Consider this the post-Fiesta fiesta. On April 24, the City of San Antonio's Tricentennial Commission released the official schedule for the upcoming Commemorative Week, and it's jam-packed with festive events, family-friendly activities, and community-led celebrations.
Running May 1-5, the week commemorates two extraordinary events in the shaping of San Antonio's — not to mention Texas' — robust history. During Commemorative Week, the city marks the anniversary of the founding of the Mission San Antonio de Valero (aka the Alamo) on May 1, 1718. Four days later, a celebration honoring the creation of the Presidio San Antonio de Bexár on May 5, 1718, kicks off at Fort Sam Houston.

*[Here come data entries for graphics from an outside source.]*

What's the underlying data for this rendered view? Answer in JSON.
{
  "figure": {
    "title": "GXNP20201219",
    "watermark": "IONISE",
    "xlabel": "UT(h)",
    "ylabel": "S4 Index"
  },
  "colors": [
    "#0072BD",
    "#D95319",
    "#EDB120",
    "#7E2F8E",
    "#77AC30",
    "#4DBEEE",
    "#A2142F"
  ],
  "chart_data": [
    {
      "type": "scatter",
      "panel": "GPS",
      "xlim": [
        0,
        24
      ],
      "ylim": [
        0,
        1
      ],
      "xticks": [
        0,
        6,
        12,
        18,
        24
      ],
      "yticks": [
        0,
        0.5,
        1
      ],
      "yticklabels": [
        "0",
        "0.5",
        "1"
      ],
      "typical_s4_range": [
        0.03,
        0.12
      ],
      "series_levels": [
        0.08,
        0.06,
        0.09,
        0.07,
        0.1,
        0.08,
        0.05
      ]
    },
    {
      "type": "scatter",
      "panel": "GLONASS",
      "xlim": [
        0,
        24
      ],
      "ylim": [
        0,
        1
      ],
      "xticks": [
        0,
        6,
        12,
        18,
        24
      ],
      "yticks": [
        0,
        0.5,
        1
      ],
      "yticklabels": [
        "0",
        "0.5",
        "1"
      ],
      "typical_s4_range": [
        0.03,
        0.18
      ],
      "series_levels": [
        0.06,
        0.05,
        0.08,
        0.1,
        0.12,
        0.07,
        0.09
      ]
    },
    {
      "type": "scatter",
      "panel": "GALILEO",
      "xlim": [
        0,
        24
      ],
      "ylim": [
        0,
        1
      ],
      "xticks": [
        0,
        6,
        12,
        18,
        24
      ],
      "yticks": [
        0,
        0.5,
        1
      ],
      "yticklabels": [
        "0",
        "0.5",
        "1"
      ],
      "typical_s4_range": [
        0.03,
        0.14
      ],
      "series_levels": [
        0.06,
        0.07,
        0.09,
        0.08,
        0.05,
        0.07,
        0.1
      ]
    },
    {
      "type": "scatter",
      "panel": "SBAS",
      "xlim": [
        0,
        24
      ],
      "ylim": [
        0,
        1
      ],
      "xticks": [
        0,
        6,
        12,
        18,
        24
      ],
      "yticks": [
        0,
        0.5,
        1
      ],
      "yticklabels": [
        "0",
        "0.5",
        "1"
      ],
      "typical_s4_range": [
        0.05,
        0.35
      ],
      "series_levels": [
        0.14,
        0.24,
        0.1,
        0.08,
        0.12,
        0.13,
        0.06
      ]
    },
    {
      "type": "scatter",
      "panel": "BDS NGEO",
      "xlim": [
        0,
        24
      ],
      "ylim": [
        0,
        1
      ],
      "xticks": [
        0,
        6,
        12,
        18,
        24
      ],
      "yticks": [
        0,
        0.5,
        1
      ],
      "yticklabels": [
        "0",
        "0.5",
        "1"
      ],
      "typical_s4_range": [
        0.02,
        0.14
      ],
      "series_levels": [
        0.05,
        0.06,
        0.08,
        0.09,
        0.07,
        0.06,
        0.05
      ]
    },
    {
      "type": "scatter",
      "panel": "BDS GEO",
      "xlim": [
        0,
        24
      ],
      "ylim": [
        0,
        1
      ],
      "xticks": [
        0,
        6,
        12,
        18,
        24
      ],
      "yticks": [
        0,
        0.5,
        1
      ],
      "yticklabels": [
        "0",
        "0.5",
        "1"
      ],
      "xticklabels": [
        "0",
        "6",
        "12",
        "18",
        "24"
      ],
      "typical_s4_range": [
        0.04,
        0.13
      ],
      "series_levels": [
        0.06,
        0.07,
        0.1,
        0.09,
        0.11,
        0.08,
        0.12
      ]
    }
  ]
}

"As we reflect on our history, we will celebrate triumphs, learn from the past, and come together to showcase San Antonio on a world stage. Commemorative Week is an opportunity for all to enjoy and build the foundation for San Antonio’s next 300 years,” said Mayor Ron Nirenberg in a release.

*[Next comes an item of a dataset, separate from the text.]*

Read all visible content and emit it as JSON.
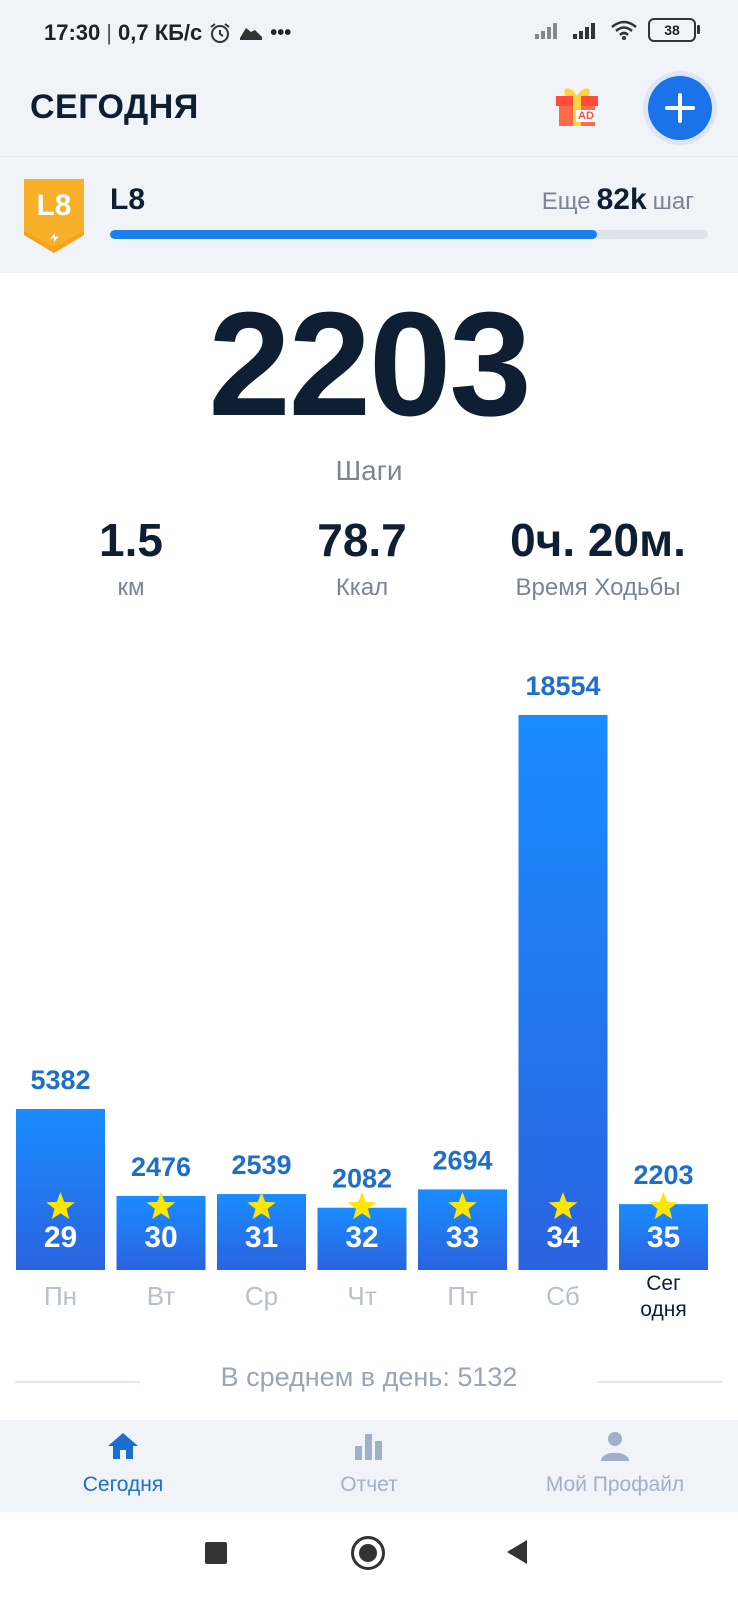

Each day of Commemorative Weekhas a different theme and is led by a different group within the community. The week begins on May 1 with a "Day of Reflection" led by San Antonio's various faith-based organizations. The day will culminate with a free event on the main plaza of the Alamo. Open to the public, this family-friendly event will feature musical and dance performances followed by the lighting of a commemorative flame in honor of San Antonio's native populations.
"History & Education Day" takes place on May 2 and features the unveiling of the new VIA Mobile Learning Lab at the Witte Museum. While local elementary school students will partake in classroom activities, other youngsters can take part in free STEM classes at all 29 branches of the San Antonio Public Library. Meanwhile, local college students will plant 300 trees in honor of the Tricentennial.

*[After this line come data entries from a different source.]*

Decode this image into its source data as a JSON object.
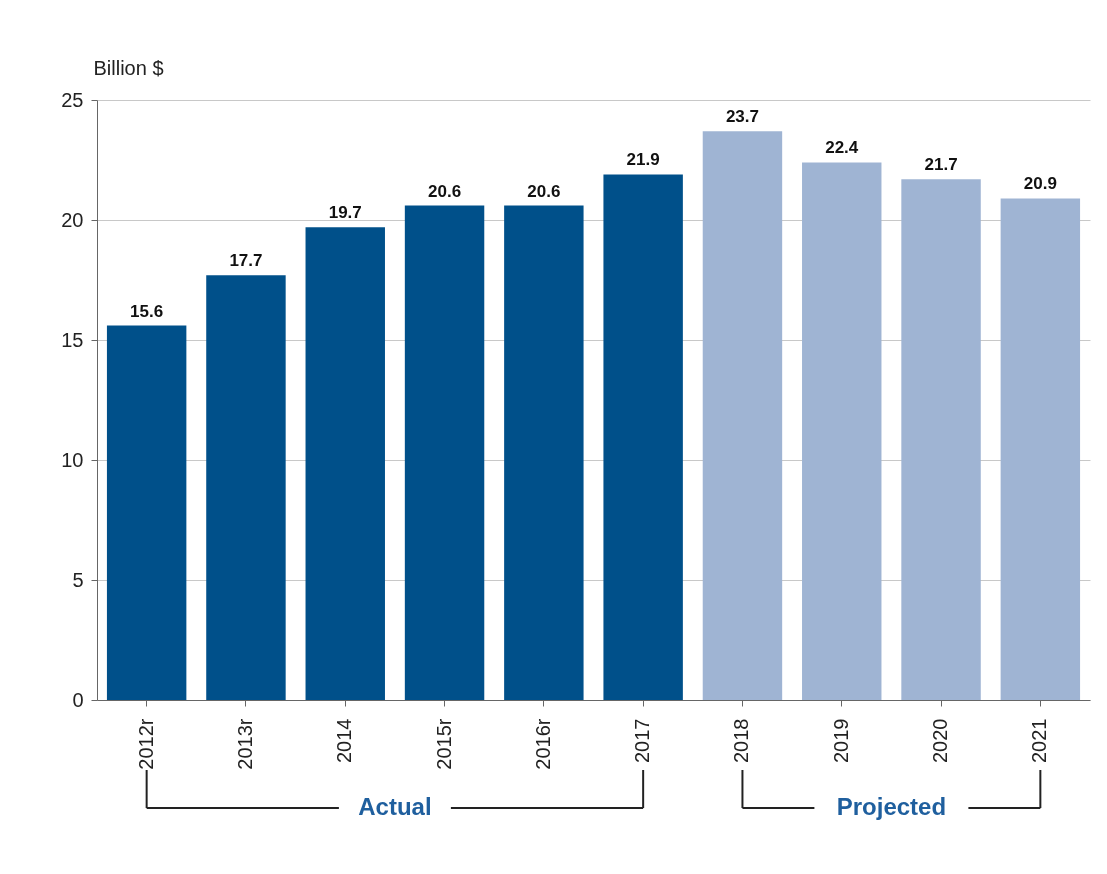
{
  "chart_data": {
    "type": "bar",
    "ylabel": "Billion $",
    "categories": [
      "2012r",
      "2013r",
      "2014",
      "2015r",
      "2016r",
      "2017",
      "2018",
      "2019",
      "2020",
      "2021"
    ],
    "values": [
      15.6,
      17.7,
      19.7,
      20.6,
      20.6,
      21.9,
      23.7,
      22.4,
      21.7,
      20.9
    ],
    "colors": [
      "#00508a",
      "#00508a",
      "#00508a",
      "#00508a",
      "#00508a",
      "#00508a",
      "#9fb4d3",
      "#9fb4d3",
      "#9fb4d3",
      "#9fb4d3"
    ],
    "ylim": [
      0,
      25
    ],
    "yticks": [
      0,
      5,
      10,
      15,
      20,
      25
    ],
    "grid": "y",
    "data_labels": true,
    "annotations": [
      "Actual",
      "Projected"
    ]
  }
}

A precursor to what is sure to be a wild weekend, May 3 is "Founders' Day," featuring city-wide activities, family-friendly events, and festive affairs for all to enjoy. Though countless celebrations are scheduled around the city, there are six official events being touted by the Tricentennial Commission, which can be found here.
Highlights include remarks from Dr. Ruth Simmons, the first African-American woman to serve as president of an Ivy League university; performances by local Mariachi, Ballet Folklorico, and Conjunto groups; a special Native American art exhibition and celebration; and a fascinating oral history project in which all San Antonians are invited to participate.
And it couldn't be an Alamo City celebration without art, right? May 4 is "Arts for All Day," which begins with a public art dedication at Hemisfair and ends with the Bexar County Fireworks along the Mission Reach. In between, enjoy free admission to SA museums and galleries, a social bike ride tour through art hot spots, and dance performances from the city's best troupes.
The weekend, running May 5-6, is the grand finale. "Legacy Day" runs on Saturday and will officially unveil the first phase of the highly anticipated San Pedro Creek Project to the public. On May 6, San Antonio honors its robust military community with "Military Appreciation Day." For the first time since 9/11, Fort Sam Houston will open to the public for a "free festival for the whole family." Enjoy historic tours, military displays, musical performances, and a special Air Force flyover, among other highlights.